Terrastock (4.12.06)

Posted on July 28, 2008


And you thought Providence was a freakshow before

The last time Terrastock happened—in Boston, 2002—Sonic Youth played their set at 2:30pm. Middle of the afternoon. In a sense, that day, they were actually the opening act for a dozen unknown bands—bands from Boston, bands from Sweden, Poland and Japan. Bands who only have CD/Rs for sale. But to say that anyone involved was warming the crowd up for anyone else would be missing the point of the whole thing.

Terrastock, the official festival of the long-running British fanzine Ptolemic Terrascope, eschews the typical festival protocol, where the best is ostensibly saved for last—rather, it’s more like a long day in middle school with substitute teachers in every class and polka-dotted mushrooms being served all day in the cafeteria. It’s three days long, about 35 bands big, and will take place on alternating stages at AS220 and the Pell Chafee Performance Center next door, The bands will perform in a completely random order by design of the guy in charge this year, AS220’s Jeffrey Alexander.

“The perception of music in the US is really skewed, because people don’t go to see bands unless they’ve already seen a band in Magnet or AP or even stupid Pitchfork,” Alexander says. “And writers won’t write about them, either. Ideally, like, in Italy, you have writers who hear or see some random band they’ve never heard of but just suddenly love, and the next day, they’ll give the band a bigger headline than Morrissey or the Rolling Stones.”

Not that being well-known is an issue either way—the festival is certainly not out to trash bands who’ve accrued a little fame. In addition to Sonic Youth, Terrastock has previously seen sets by Elf Power, Mudhoney, Neutral Milk Hotel and even ex-Velvet Underground drummer Moe Tucker. The festival on a whole seems to be about ignoring the distinction not only between “big band” and “little band,” but also between bands and record store owners, collectors and people just out to hear something new—sorry, make that to have their minds completely fucking buh-lown.

The beauty of Terrastock—and a quick look at this year’s roster will confirm this—is that very, very few bands on the list are bands that you’ve actually heard of before. Acid Mothers Temple will surely put on a huge opening night freakout, and it’s hard to imagine a Lightning Bolt performance without a gajillion screaming art students in the room.

Your familiarity with the rest of the bands, however, really depends on what circles you roll with and how much time you spend scouring the internet for Scandanavian psych-folk bands. Did you miss out on seeing Fursaxa and her crazy Finnish barefooted melodica players at last year’s sold-out P.A.’s Lounge show? Looks like you get another chance!

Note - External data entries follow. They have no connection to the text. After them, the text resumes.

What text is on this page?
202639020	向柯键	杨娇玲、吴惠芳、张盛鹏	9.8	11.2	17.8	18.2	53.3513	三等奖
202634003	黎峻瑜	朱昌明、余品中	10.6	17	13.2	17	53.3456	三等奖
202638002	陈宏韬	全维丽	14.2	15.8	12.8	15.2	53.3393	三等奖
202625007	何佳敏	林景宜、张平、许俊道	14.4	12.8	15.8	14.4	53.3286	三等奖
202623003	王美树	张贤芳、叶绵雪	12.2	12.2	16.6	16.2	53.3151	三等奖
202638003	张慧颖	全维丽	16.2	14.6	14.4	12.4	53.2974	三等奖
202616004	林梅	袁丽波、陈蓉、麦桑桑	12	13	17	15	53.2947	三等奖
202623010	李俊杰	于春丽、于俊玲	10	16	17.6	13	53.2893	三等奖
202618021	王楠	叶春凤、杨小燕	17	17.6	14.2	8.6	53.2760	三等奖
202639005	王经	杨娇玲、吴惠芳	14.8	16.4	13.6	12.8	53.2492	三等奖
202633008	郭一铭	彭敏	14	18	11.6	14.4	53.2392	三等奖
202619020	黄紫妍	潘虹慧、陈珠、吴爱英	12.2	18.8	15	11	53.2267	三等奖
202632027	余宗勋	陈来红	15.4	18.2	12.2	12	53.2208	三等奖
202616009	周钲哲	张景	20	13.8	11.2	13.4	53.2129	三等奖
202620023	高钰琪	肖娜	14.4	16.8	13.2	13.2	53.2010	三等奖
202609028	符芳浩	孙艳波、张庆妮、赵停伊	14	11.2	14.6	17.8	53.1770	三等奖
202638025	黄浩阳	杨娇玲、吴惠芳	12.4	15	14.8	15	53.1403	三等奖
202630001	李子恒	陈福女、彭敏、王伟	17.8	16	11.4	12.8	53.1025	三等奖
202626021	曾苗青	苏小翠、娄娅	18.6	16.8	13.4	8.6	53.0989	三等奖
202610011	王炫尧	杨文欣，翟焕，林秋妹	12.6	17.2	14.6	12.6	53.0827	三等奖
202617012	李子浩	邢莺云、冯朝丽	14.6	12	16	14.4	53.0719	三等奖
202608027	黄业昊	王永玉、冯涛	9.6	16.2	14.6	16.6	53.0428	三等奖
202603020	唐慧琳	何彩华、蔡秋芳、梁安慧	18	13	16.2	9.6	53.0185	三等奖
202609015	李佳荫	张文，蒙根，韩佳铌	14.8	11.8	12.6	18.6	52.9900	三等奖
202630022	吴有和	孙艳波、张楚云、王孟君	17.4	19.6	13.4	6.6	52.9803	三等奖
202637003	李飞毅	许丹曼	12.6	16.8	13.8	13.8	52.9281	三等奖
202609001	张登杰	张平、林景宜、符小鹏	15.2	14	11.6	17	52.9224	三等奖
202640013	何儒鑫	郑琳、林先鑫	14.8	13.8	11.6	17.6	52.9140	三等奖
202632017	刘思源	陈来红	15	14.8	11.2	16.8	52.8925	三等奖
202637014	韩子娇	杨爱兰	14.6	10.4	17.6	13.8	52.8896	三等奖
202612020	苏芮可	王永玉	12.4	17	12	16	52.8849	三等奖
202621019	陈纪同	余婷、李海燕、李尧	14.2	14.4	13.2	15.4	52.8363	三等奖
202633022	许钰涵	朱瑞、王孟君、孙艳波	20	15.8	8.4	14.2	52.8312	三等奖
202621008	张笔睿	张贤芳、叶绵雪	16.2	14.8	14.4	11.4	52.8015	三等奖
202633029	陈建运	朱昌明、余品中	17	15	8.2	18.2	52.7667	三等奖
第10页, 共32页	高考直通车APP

As per Terrastock tradition, no one’s making a dime off this show. In true musical potluck fashion, the money from the tickets—which can purchased by the day or as a three-day pass ($110)—covers traveling expenses for the bands (some of whom are being flown overseas exclusively for the fest) and that’s it. None of the shows overlap, so you’ll never have to choose between sets, ensuring that the sidewalk between the Pell Chafee and AS220 will be teeming with a steady stream of blissed-out concertgoers with fun accents. On top of the random schedule of bands, Terrastock shows have been known to suddenly morph into audience-inclusive improv sessions—it becomes very easy very quickly to lose track of who’s in the band.

And that’s just how the scene goes. Supported by the magazine’s tiny but rabid readership, all five previous incarnations of Terrastock have sold out.

“The first ticket we sold this year was to someone in Portugal,” Alexander says. “People meet through the magazine. Phil McMullen, who runs the magazine, the readers, the bands—we’ll trade records, have email friendships and just never see each other until the next festival. It wasn’t intended to be this way, but it’s become a big party.”

Alexander himself has been a part of the process since the beginning. His band at the time, Science Kit, played the first-ever Terrastock in 1997 in a warehouse in Providence—since then, the festival has been held in different cities all over the world, including Boston, San Francisco, Seattle and London. Despite his long involvement, this is Alexander’s first time taking on the role of Terrastock head honcho (though the only job requirements, he says, are the “willingness to devote an entire year of your life to something you won’t get paid for” and “stressing out and upsetting all your friends”).

His approach to booking the bands is apparently more methodical than one would initially assume: “I’d have to disagree with the statement that the acts are stylistically all over the place or whatever,” he says. “I mean, they’re all in my record collection, so that’s a common thread right there.”